As Wisconsin and Ohio try to fix their budgets, Illinois banks on a federal bailout

Another way in which the federal budget vote and the state-level battle over public-sector unions are related:

Illinois, which plans to sell $3.7bn of pension bonds next week, may seek a federal guarantee on retirement-system debts if its unfunded liabilities can’t be eliminated, according to budget documents.

Illinois's pension plans have an unfunded liability estimated at over 60%, the documents show. Governor Pat Quinn disclosed the potential need for a federal guarantee of pension debt in his $35.3bn general-fund budget on February 16, without going into specifics.

Significant long-term improvements will come only from additional pension reforms, refinancing the liability and seeking a federal guarantee of the debt,” the document said.
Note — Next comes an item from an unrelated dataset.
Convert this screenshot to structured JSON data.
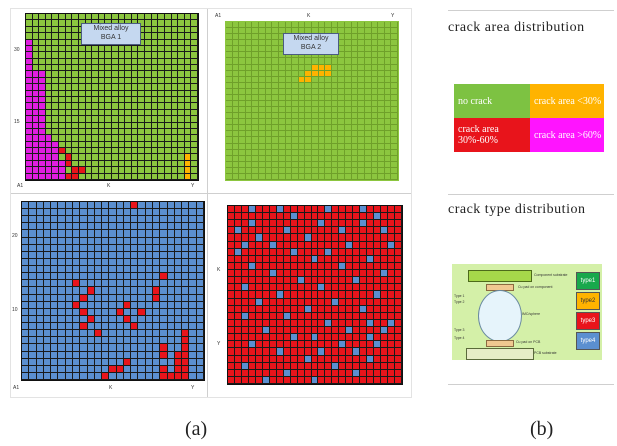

So as Congress discusses austerity, the Democratic governor of Illinois is banking on Obama to push through a bailout at your expense. Sure, they'll argue it isn't really a bailout — it's a “guarantee” — effectively another way of saying “bailout.” It will be a tough sell in Congress, but Obama has already proven that he doesn't need Congress to do bailouts. (I wonder whether Illinois could fall under TARP's definition of a “financial institution?”)

The other option that Gov. Quinn mentions, to have Illinois raise its annual pension contributions, is unrealistic. Illinois is already a deadbeat state that fails to pay its vendors, and Democrats there just raised taxes in a midnight vote (literally) during its legislative lameduck session. They've already fired all the bullets in their gun, and it will only get worse as businesses flee to neighboring Wisconsin and Indiana.

If Congress does create a state bankruptcy process, Illinois, Land of Obama, may be first in line.